= Eric Pollard (skier) =

American freeskier

Eric Pollard is an American snow freeskier and film editor from Welches, Oregon, who lives in the Hood River region of Oregon. He was a professional skier for Line Skis for over 22 years and now designs skis and snowboards for Season. He has always challenged the status quo by innovating outerwear, accessories, and hard goods for FW Apparel, Anon Optics, Dakine, K2, Causwell, and Hest.

==Skiing==
Pollard began skiing professionally at the age of fifteen. He learned on Mount Hood, where snowboarders far outnumber skiers, and as a result, developed a unique style more closely resembling snowboarders. Because of this, he developed the first fully symmetrical ski — equal height tip and tail, with a symmetrical flex. Pollard mostly works with filming and skiing backcountry rather than competitions.

== Season ==
With snowboarder Austin Smith, Pollard founded the ski and snowboard company Season EQPT. They design sustainable carving, all-mountain, powder, and touring products. The timeless black products — Kin, Aero, Nexus, Forma, and Pass — question annual consumer culture, support product longevity, and create unity for everyone in the mountains. The skis are made at Amer Sports, and snowboards are made at SWS-Boards. It is the first ski and snowboard brand to be Climate Neutral Certified.

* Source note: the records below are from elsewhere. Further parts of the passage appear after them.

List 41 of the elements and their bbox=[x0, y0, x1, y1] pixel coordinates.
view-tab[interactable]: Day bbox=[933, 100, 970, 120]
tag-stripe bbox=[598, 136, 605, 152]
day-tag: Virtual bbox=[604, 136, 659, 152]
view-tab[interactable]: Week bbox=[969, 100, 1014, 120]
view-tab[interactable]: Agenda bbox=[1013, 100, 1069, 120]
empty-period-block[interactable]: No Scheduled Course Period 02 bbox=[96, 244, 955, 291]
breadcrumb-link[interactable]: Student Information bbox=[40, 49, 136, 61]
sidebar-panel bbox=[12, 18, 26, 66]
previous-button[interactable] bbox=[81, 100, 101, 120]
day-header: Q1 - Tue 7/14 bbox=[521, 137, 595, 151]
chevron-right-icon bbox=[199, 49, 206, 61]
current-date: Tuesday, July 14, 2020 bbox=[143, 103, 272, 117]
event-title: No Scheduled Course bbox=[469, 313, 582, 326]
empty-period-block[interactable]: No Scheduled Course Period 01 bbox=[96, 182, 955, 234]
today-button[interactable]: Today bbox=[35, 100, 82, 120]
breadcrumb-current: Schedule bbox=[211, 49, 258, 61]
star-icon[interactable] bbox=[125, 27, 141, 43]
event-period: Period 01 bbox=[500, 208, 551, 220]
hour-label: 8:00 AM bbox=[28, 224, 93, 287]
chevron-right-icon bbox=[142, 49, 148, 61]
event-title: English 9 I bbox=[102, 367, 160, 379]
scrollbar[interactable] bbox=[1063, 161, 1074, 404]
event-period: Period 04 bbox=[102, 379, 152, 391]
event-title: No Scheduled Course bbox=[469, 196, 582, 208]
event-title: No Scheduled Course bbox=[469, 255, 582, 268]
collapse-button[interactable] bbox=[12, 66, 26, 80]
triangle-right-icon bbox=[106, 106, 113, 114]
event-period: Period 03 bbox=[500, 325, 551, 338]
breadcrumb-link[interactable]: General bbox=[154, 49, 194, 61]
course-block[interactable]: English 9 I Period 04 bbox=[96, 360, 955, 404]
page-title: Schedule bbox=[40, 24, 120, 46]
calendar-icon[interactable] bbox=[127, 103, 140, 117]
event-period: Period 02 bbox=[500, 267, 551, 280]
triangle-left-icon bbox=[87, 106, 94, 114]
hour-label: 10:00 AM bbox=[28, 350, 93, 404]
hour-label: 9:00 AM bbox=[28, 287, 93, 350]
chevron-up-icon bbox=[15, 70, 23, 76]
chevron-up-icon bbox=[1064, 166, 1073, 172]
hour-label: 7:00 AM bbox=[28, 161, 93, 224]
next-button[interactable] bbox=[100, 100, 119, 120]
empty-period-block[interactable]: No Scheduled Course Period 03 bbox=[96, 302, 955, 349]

==Nimbus Independent Films==
In 2007, Pollard created Nimbus Independent with Pep Fujas, Andy Mahre, and Chris Benchetler. Their goal was to show all the ups and downs of skiing as it is. Nimbus was an early producer of webisodes. The company produced short films showing highlights of its creators' seasons. Named Powder Magazine's "Movie of the Year," Drawn From Here is a film by Pollard that opens with an exploration of his processes as a skier, as a ski/product designer, and as an artist. It follows the influences he draws from — like basing the shape of a ski tip off of a surfboard or finding patterns observed in nature to integrate into the graphics he hand draws for a ski — and illuminates a thread that runs through and binds all his different disciplines and hobbies.

==Personal life==
Pollard initially planned to attend art school to become a graphic designer but loved skiing with his family and never looked back. He is married to Erin Valverde Pollard and has two children.